Heckard dropped his case against the mayor in June, saying he would refile. On Tuesday, he said he’s eager to do so.
“I want to face him so bad. I still want to face him,” Heckard said. “I am going to get my attorney and make sure he’s going to file that lawsuit, now that he’s not the mayor anymore. We need to continue on. He needs to see all of us, all his victims.”
Though the Seattle LGBTQ Commission and Seattle Human Rights Commission joined council members Sawant and González in calling for Murray to resign this summer, he retained support from others on the council and from four former mayors. That remaining support deteriorated Tuesday.
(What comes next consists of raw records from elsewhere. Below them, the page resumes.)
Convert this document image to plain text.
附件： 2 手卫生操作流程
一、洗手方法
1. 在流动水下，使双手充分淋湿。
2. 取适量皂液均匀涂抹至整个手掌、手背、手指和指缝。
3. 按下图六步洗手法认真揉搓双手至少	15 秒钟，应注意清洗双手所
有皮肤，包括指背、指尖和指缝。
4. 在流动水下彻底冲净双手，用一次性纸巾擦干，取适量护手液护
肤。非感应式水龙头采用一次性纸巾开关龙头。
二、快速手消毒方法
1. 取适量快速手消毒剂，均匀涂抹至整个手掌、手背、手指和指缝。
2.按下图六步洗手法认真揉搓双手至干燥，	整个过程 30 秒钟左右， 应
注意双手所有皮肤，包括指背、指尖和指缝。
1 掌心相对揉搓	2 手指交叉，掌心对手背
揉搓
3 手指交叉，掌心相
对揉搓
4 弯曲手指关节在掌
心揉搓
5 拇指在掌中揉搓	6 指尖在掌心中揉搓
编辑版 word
“Given the new allegations … the mayor is making the right decision [to resign],” former Mayor Greg Nickels, who before had said Murray should be allowed to finish his term, said in an email.
Durkan had previously declined to call for Murray to quit. She amended her view Tuesday, shortly before the mayor’s announcement.
“It’s clear that it is in everybody’s best interest for him to resign,” Durkan said in a statement. “As a parent, former public official and openly gay woman, these allegations are beyond sad and tragic; no official is above the law.”
Moon on Tuesday reiterated her previous criticisms, saying the mayor’s response to the allegations had been “deeply inappropriate and harmful, especially to survivors, LGBTQ people and young people everywhere.”
She added, “Survivors of sexual assault must be believed and treated with respect.”
Simpson summed up the news this way: “Is it justice, is it closure? I don’t know. But this definitely — this is a major step in the right direction.”